Is Deus Ex Still the Best Game Ever?, Part One

Labeling this initial installment as "Memories and Hardware Renderers", the folks at Rock, Paper, Shotgun are once again taking us down a nostalgia-filled trip that seeks to determine whether Ion Storm's original Deus Ex is the great video game ever created. Unfortunately, the FPS/RPG crossbreed has a few quirks on modern operating systems and hardware, so we won't hear much about the gameplay experience until part two:

The years have not been kind to Deus Ex. No, not the clunky graphics or obtuse interface they weren't kind to Deus Ex on launch. It's the technological years.

My plan was to play Deus Ex as it was launched, vanilla. It doesn't seem fair to question whether Deus Ex is still really the best game of all time if I don't play it as it was intended by its developers. The most recent official release was the Game Of The Year Edition, on 8th May 2001. So that's the version I wanted to go with. It's also a version that could barely run.

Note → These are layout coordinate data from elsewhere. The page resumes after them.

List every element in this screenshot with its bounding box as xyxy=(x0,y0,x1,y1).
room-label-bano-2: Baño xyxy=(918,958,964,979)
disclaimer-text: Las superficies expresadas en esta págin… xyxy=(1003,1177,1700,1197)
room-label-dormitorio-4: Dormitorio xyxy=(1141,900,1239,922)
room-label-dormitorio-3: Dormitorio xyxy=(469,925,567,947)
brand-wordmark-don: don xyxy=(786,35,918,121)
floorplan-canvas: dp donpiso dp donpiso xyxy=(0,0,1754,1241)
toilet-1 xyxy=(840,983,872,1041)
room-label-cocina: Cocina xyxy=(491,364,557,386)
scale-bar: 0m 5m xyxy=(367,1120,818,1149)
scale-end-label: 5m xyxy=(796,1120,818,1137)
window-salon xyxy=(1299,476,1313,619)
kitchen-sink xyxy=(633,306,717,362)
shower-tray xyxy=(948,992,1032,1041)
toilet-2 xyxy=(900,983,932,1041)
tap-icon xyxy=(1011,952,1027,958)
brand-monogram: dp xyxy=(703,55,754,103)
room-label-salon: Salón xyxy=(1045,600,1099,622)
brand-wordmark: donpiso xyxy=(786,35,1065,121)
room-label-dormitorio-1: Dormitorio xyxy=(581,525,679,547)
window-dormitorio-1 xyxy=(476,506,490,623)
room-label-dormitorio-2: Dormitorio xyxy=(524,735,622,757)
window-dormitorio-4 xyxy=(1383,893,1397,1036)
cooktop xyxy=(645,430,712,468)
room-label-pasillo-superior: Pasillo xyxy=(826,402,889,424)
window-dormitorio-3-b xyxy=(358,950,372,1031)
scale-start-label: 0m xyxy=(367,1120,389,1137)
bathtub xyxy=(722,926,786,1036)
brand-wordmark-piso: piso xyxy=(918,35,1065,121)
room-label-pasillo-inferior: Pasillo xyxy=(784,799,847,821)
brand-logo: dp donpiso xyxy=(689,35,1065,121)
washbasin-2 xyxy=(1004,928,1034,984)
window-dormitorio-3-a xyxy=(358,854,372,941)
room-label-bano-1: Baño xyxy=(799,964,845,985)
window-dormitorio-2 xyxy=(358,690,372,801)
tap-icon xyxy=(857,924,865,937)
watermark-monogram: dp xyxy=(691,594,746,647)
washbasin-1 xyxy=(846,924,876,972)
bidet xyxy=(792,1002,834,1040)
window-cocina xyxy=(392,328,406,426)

A common issue running DX on modern machines is the dialogue cutting off mid-sentence in cutscenes. That was certainly happening, the game seemingly trying to run itself five times too fast. It was also refusing to run in fullscreen, and would only load in far-too-small square windows. Not really amenable to playing. The OpenGL version was essentially dead, and the Direct3D option was messing with the resolutions. The cure for all this, it seems, is updating the hardware renderers. And the only way to do that is to start fiddling with mods and launchers.